Says Bizlall: “Police brutality is indeed a serious problem. I would attribute the fault to three causes:

1)The procedures to deal with allegations. It is time to review these procedures and even to immediately stop with certain forms of allegations. Most police enquiries on allegations contain some form of brutality. There is most often no material evidence to prove an allegation and the only way out is the use of brutality and even torture;

2) The dire lack of material means to conduct an inquiry independently from interviews. The other day while attending a seminar on fraud, I said that the best inquiry in a case of fraud is the one which does not rely on the interview of the suspect. It has become a current practice to use cruel means to close an inquiry instead of other accessible means; and

3)Pressure on the Police to have the suspect charged by all means. The concept of considering a suspect to be innocent until it is proved otherwise has not entered our culture yet. We must make the difference between the application of law, justice which is the expected fairness in the way people are treated and the judiciary, which is part of the democratic system. A police officer has no status of judge.”

Bizlall's reactions come after News On Sunday asked him to give his impressions  on Attorney
General Rama Valayden's comments on police brutality.

He feels “Valayden has erred in the sense that he raised the question in relation to an alleged aggression sustained by Jean Marie Richard and extrapolated to comment on the Rasta bashing” but he is “no fool to make any declaration without assessing its outcome both in the PMSD and in Government.”

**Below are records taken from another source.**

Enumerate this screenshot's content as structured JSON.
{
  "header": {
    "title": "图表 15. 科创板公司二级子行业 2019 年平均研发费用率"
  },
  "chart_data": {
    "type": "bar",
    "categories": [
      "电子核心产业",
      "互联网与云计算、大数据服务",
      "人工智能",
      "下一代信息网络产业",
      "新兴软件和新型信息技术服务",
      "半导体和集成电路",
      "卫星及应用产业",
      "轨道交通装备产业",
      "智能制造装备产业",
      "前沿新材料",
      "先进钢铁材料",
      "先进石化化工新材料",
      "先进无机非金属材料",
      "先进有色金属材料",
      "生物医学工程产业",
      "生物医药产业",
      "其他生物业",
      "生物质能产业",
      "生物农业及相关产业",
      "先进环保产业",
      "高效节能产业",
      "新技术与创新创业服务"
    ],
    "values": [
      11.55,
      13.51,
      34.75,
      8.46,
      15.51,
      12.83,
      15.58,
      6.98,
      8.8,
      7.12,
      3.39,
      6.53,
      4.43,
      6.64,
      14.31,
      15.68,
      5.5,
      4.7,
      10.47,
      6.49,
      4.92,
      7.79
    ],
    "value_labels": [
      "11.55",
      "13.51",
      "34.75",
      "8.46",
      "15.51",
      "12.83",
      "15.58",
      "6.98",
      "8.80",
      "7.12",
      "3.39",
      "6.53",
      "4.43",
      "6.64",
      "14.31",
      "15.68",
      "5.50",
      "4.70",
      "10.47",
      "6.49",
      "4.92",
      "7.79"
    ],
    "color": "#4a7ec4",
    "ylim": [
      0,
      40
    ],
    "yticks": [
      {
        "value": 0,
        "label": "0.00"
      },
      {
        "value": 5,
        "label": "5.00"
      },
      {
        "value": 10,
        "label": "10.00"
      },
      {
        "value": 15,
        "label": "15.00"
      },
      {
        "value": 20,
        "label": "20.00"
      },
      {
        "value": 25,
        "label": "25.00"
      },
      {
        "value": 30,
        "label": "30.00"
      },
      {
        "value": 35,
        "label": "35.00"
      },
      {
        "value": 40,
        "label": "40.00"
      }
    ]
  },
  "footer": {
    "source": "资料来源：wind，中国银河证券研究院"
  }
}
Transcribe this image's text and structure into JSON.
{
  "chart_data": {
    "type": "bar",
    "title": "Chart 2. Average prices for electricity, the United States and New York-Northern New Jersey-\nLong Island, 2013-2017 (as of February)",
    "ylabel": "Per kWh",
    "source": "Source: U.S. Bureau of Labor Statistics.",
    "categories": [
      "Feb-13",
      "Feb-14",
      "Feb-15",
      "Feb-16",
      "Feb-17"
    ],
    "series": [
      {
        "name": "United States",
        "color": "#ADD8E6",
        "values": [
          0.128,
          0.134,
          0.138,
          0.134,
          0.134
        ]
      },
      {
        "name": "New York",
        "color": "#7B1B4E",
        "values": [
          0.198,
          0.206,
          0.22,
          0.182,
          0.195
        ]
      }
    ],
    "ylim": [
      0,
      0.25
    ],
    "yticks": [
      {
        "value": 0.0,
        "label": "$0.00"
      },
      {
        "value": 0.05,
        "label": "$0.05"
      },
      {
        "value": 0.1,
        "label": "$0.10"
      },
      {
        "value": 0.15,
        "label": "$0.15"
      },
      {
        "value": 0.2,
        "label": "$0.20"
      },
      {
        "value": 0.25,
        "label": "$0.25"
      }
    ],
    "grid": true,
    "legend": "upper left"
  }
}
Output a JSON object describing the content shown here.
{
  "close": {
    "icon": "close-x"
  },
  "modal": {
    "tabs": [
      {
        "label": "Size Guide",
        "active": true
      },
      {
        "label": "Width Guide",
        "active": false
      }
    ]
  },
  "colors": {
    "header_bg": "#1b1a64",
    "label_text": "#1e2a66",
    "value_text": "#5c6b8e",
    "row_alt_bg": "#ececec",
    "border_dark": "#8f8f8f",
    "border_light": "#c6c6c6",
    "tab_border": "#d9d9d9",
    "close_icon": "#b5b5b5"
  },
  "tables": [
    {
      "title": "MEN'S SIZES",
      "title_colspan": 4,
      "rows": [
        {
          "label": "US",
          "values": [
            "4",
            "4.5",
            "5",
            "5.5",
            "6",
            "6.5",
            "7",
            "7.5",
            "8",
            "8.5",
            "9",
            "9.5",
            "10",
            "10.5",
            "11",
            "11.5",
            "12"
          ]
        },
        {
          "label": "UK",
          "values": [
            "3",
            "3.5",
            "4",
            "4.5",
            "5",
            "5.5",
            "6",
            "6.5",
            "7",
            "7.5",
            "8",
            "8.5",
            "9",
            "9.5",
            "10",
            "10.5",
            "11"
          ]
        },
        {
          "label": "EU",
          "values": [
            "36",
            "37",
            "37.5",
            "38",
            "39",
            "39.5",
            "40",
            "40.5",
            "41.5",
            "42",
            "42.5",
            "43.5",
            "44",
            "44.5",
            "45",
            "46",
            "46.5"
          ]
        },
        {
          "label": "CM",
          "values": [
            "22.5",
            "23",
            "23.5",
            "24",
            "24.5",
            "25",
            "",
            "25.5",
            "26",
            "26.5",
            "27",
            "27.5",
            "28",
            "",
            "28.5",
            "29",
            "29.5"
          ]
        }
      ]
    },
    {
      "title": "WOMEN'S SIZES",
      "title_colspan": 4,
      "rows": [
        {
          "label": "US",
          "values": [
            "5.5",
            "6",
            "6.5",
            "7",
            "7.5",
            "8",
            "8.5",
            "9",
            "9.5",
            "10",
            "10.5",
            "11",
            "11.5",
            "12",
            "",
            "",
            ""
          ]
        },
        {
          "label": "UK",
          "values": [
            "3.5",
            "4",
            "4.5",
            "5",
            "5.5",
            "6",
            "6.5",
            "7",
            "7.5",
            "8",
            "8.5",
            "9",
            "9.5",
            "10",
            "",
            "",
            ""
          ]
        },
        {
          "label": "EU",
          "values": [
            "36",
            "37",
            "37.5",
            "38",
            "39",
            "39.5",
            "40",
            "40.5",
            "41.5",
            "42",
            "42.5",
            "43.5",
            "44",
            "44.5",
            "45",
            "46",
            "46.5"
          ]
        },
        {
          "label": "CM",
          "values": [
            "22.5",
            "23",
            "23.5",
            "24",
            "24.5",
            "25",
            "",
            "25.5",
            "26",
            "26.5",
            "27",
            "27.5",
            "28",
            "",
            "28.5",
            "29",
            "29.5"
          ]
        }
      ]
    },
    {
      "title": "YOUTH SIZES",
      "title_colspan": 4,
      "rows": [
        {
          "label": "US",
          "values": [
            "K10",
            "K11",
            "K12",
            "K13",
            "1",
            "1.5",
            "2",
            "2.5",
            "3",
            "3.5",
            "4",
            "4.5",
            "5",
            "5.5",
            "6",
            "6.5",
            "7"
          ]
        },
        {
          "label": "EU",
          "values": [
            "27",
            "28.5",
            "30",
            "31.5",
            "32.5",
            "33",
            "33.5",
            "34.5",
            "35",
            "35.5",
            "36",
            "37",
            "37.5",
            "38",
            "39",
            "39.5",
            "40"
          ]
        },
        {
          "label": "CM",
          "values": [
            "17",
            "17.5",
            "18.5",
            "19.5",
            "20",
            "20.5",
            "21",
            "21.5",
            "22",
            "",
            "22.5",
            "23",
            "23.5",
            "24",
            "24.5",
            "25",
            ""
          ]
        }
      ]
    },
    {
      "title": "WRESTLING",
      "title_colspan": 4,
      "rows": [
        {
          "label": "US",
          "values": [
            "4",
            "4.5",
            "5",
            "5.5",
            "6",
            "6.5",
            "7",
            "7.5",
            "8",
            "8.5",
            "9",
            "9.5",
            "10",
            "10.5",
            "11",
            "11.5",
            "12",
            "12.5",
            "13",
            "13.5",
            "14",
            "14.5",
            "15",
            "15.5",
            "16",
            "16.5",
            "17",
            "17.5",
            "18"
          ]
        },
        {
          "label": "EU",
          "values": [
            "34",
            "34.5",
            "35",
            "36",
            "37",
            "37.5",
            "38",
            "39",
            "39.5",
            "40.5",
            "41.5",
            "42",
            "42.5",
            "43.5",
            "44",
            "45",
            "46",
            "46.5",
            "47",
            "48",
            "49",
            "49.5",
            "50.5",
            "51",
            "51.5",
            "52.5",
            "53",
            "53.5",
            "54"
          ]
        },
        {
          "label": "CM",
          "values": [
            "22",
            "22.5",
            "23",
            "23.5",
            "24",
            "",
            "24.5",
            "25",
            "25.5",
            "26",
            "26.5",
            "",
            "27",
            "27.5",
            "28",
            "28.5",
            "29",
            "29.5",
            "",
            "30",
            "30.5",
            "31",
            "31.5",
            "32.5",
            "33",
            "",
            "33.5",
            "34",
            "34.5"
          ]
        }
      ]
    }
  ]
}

On the Police Federation's response to the brutality allegations, Bizlall says: “I do agree with  Sergeant Chedumbrum-Pillay that the Police do NOT exercise any discrimination when applying illegal means to obtain confessions. Brutality is in fact being applied indiscriminately against suspects to obtain confessions and this is the core problem. I would like however to point out that he makes the difference between using a simple physical force and brutality. The latter definition implies a cruel or violent way of dealing with people. We should aim at zero brutality in the police force.

“The initiative of the Sergeant to talk on such an issue, on the one hand, and to criticize the Attorney General to the extent of blaming him implicitly for the death of Kaya and Agathe on the other hand, should be taken quite seriously. Having said what he has said to a weekly, I consider that he has made serious allegations against Valayden. He seems to know quite a lot about what happened in 1999. I would like to know his version.”